The tourists have largely fled, and rain looms at the end of the two-week forecast. It’s not just any rain, it’s the likely start of autumn proper. Once it begins, it begins quickly.
I had beers with a friend last week, one who, in the time since I last saw him, has slept in Everest Base Camp, hiked in India, travelled the States, trekked Nepal, swilled beer in Berlin, cycled in Amsterdam, and so very much more. I admire it, long for it, and can’t wait for that day where my adventures are underfoot.
It’s driving home to me just what a contradictory world it is between the lifestyle I want to lead for five years and the life I lead now. It’s almost comical how opposite the two lives are. It was nice to talk to someone who gets what I mean when I’m talking about the weird mindset that comes when you know you’re about a year away from giving up having a home of any kind.

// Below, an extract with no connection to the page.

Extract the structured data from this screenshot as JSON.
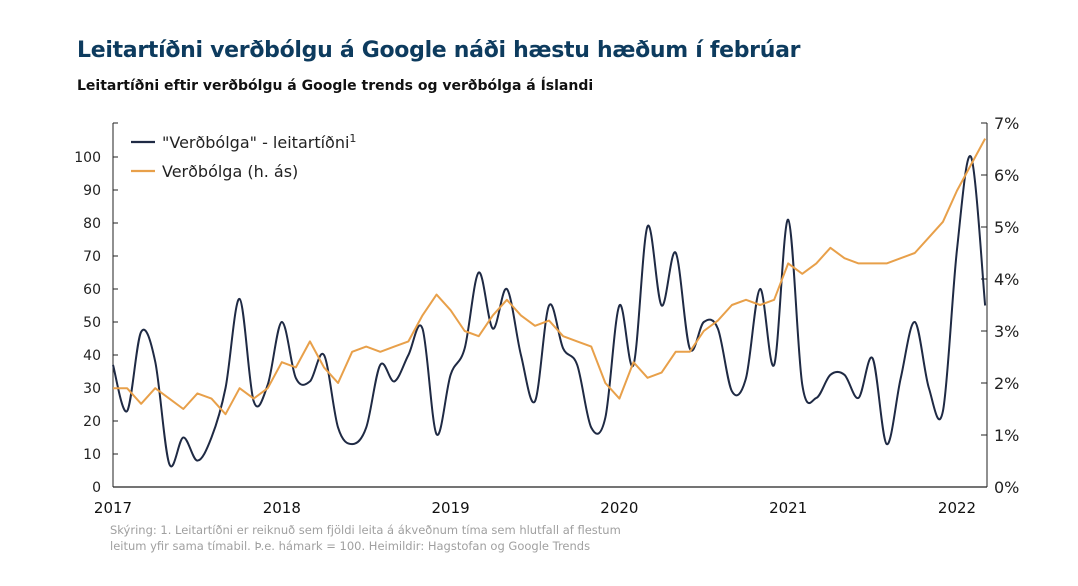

When I look at things today, I’m deciding whether I really need to have that during the next year, or if instead it’s something I can work around. Because that’s where I’m at now. I’m one year away from compartmentalizing what’s life of my life after I sell off everything I can, so buying anything else just seems so foolish.
That’s one year left of a home that feels homey, having everything I need, not having to live out of bags. I’m trying to not just look forward to the life I’ll lead, but I’m trying to be actively present in this experience of being a homeowner for another year — the stresses, the comforts, the laziness, the extra work — everything.
And today is one of those days where I’m enjoying my life on all fronts in the moment, but also doing little things to help smooth the way for that life I see on my horizon.
It’s a tricky thing, living for today while preparing for tomorrow. It’s no wonder so many people do it poorly.
And so, I’ve stopped. I’ve paused. And now it’s back to work, but for other people. A mistress to many masters, the life of the multi-employed freelancer.